Towers Watson approves $8.9 billion Willis deal

(Bloomberg) — Towers Watson & Co. won shareholder approval for an $8.9 billion merger with Willis Group Holdings Plc after negotiating better terms with the insurance broker.

Willis investors supported the combination with the Arlington, Virginia-based consulting firm in a separate meeting last week, according to a joint statement from the companies that didn’t disclose tallies.
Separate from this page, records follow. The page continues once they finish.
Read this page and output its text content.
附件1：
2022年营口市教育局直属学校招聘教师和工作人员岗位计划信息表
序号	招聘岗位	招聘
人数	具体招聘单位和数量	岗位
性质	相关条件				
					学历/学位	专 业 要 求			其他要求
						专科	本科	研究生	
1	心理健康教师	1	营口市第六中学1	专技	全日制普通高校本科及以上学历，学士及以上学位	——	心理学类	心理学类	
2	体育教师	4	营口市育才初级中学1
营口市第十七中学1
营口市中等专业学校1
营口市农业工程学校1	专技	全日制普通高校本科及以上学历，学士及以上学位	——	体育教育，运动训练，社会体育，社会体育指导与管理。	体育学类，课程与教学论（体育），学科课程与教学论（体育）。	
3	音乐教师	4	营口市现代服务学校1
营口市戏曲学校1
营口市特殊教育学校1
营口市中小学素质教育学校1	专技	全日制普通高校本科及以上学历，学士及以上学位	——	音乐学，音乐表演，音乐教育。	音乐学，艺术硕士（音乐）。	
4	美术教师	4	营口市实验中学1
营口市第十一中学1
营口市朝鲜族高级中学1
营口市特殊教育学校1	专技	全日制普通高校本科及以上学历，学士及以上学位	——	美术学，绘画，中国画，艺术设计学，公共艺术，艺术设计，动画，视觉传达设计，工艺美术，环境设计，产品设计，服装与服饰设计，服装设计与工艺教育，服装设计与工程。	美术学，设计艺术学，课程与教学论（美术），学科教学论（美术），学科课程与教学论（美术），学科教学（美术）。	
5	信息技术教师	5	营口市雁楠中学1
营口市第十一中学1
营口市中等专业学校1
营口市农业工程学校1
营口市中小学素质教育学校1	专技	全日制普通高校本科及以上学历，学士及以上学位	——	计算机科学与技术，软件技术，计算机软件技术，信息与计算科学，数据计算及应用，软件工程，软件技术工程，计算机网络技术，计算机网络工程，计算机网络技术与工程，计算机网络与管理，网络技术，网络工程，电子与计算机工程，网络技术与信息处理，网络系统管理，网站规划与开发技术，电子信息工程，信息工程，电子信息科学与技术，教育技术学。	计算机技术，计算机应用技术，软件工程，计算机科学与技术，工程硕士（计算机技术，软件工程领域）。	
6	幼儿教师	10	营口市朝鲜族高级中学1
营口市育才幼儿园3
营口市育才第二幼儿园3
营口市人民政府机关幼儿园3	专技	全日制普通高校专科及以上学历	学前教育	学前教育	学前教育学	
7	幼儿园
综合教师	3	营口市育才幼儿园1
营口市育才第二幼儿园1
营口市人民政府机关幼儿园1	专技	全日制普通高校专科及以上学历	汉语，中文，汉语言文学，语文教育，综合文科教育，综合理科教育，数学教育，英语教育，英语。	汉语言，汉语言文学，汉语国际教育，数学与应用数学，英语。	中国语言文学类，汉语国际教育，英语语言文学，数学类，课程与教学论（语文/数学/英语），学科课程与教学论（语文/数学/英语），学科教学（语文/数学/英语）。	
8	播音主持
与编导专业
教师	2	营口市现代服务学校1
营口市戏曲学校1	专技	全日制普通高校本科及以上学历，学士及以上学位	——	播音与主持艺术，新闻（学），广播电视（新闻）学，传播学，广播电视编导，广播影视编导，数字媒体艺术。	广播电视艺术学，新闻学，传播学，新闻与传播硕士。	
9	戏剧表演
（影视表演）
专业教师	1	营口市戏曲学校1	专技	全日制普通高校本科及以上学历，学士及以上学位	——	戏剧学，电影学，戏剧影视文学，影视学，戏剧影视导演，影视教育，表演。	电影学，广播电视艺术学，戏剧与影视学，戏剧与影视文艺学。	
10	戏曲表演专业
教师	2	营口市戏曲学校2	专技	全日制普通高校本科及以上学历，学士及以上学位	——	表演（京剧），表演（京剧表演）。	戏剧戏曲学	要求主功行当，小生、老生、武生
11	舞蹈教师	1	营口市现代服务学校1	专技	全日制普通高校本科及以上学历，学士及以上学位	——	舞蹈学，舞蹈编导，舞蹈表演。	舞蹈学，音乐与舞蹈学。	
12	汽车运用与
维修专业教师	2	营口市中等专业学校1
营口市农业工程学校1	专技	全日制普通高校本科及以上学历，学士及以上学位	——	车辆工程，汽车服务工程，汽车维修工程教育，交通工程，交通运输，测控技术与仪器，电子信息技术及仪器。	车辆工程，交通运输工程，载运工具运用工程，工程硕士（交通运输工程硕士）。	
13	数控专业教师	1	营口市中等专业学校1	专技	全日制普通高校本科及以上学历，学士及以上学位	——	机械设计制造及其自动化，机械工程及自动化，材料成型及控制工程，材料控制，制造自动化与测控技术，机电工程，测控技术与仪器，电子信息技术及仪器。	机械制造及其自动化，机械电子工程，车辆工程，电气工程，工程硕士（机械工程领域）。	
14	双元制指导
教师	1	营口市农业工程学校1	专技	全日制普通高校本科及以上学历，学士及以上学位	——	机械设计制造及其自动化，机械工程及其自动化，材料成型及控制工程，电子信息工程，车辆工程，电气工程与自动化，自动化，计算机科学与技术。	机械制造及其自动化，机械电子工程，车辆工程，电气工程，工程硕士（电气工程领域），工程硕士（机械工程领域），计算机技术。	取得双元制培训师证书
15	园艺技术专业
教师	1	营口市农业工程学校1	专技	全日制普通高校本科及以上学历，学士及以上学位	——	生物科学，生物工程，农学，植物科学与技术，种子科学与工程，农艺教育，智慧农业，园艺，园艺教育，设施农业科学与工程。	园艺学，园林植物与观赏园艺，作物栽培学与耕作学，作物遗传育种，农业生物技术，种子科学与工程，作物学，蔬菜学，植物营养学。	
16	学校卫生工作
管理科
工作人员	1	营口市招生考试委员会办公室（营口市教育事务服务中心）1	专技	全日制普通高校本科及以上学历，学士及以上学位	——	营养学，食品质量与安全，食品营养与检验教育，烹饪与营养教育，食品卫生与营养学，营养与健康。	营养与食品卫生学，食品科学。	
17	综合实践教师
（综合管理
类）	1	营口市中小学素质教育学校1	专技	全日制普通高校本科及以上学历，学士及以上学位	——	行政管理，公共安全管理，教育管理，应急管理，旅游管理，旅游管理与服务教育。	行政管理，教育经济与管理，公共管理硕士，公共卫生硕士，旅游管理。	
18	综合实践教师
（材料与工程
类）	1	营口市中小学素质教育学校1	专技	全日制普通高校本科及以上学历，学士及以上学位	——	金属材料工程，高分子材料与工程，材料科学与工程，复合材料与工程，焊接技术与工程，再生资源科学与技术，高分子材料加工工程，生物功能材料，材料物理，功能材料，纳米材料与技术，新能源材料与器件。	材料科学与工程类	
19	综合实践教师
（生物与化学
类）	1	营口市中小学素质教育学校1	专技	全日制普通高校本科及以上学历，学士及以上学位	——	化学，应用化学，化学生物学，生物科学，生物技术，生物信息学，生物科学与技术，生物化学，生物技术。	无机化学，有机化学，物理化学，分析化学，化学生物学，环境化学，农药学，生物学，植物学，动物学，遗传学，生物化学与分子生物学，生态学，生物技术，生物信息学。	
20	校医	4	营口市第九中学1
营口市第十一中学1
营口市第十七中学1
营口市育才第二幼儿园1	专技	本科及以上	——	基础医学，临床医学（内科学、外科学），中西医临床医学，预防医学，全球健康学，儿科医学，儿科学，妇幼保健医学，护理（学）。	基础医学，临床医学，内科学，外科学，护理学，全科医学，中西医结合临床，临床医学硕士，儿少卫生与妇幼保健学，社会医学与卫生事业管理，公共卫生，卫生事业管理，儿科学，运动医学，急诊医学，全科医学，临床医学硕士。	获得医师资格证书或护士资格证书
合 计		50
Shares of both companies jumped in New York trading.

Also see: “‘The Devil is in the details’ on revised Willis-Towers Watson deal.”

“We are confident that combining Towers Watson and Willis will accelerate both companies’ long-term strategies and create substantial incremental value for shareholders,” Towers Watson Chief Executive Officer John Haley said in the statement.

Willis agreed in June to merge with Towers Watson to better compete with brokers including Marsh & McLennan Cos. and Aon Plc, which also have substantial consulting operations. The initial deal valued Towers Watson at about $8.7 billion, terms derided by investor Driehaus Capital Management LLC as a “takeunder.”

Willis agreed last month to more than double the one-time cash dividend to $10 a share, after Towers Watson postponed a shareholder vote. The new offer valued the consulting company at about $8.9 billion based on Willis’s stock price at the time.

Towers Watson jumped 2.6% to $130.69 at 9:53 a.m. in New York. That compares with $137.98 the day before the June deal was announced. Willis rallied 2.3% to $46.

Also see: “How will Willis investors react to the revised Towers Watson deal?”

The revised terms failed to sway proxy adviser Glass Lewis & Co., which said that the increased dividend was an “insufficient improvement” and urged Towers Watson investors to vote against the deal. Towers Watson and Willis had said a merger would increase shareholder value by about $4.7 billion because of cost savings, opportunities for increased revenue and tax benefits. London-based Willis enjoys lower rates than U.S. companies.

Under terms of the agreement, Haley will lead the combined company, and Willis’s stockholders will hold about 50.1%. The consulting company’s investors will receive 2.649 Willis shares for each Towers Watson share they own, plus the cash dividend.